Arcade exists specifically for that world:
- It makes MCP enterprise-ready (as LangChain’s team put it): connects to identity providers, enforces agent authorization, and enables real actions in Google, Slack, Salesforce, and more.
- It keeps credentials out of the LLM entirely (“zero token exposure to LLMs”).
- It gives you SDK-first patterns (
auth.start,wait_for_completion, agent-optimized tool calls) instead of bespoke glue code. - It includes open-source MCP frameworks so you can build your own tools with OAuth and evals already wired in.

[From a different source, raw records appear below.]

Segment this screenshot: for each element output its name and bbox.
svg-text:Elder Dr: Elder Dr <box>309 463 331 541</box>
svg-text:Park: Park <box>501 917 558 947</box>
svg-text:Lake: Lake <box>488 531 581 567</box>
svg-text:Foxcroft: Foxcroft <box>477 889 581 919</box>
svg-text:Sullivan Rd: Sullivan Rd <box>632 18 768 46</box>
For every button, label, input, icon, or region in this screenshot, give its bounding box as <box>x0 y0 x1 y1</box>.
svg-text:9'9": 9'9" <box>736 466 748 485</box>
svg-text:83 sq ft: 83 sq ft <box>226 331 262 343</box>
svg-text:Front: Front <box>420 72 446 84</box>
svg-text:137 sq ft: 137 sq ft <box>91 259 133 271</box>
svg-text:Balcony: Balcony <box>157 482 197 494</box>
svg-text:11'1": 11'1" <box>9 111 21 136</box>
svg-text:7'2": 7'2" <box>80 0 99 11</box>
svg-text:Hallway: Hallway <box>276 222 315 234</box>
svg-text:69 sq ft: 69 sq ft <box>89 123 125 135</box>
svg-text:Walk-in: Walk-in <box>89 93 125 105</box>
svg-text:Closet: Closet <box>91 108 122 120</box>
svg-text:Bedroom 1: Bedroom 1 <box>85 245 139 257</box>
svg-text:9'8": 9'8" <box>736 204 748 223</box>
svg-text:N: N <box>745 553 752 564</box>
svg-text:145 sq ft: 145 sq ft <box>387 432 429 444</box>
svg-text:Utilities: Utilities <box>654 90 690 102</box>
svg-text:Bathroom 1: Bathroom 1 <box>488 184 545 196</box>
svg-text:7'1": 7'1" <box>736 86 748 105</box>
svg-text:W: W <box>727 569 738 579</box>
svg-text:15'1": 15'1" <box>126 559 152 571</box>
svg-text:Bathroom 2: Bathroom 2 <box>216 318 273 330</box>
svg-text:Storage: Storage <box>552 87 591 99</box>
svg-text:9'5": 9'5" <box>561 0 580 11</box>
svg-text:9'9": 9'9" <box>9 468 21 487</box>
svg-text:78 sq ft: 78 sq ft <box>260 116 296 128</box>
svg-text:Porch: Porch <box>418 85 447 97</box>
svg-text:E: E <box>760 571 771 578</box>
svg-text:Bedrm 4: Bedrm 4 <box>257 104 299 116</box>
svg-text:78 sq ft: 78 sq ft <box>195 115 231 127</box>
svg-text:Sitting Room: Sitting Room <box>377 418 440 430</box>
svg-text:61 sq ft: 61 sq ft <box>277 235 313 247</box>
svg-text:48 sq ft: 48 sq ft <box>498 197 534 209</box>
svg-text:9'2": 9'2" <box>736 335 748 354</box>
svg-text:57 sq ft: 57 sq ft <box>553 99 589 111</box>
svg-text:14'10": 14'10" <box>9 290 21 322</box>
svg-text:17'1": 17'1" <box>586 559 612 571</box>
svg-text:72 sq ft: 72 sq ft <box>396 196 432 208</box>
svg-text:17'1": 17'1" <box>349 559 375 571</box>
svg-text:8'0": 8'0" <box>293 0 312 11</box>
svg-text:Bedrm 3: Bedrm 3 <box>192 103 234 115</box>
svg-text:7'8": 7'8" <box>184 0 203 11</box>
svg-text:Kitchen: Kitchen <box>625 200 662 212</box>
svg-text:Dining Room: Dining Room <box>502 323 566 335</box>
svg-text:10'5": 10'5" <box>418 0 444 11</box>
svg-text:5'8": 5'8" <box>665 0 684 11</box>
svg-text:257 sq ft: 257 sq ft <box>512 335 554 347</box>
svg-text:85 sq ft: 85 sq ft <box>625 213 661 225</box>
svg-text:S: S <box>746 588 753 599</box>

Unified.to is not wrong—just solving a different problem. It standardizes integration surfaces but doesn’t replace a runtime that understands agents, identities, and permissions.
Why It Matters:
- Security & governance: With Arcade, each agent action is traceable to a user, scoped by OAuth/IdP, and visible in audit logs. That’s the difference between “cool demo” and “security sign-off.”
- Time-to-production: Arcade removes the need to rebuild OAuth, token refresh, permissioning, and MCP orchestration for every integration. You ship working MCP agents faster, with fewer 2 a.m. token bugs.
Quick Recap
Arcade and Unified.to sit at different layers. Unified.to is a unified integration API; Arcade is an MCP runtime and secure authorization layer for multi-user agents. Arcade is built around OAuth Authorization Code + PKCE and IdP alignment so agents act with real user permissions, with zero token exposure to the LLM and full observability. You can pair Unified.to with an agent stack, but you’ll be reimplementing much of what Arcade already gives you: user-specific authorization, runtime token injection, audit trails, and MCP-native tools.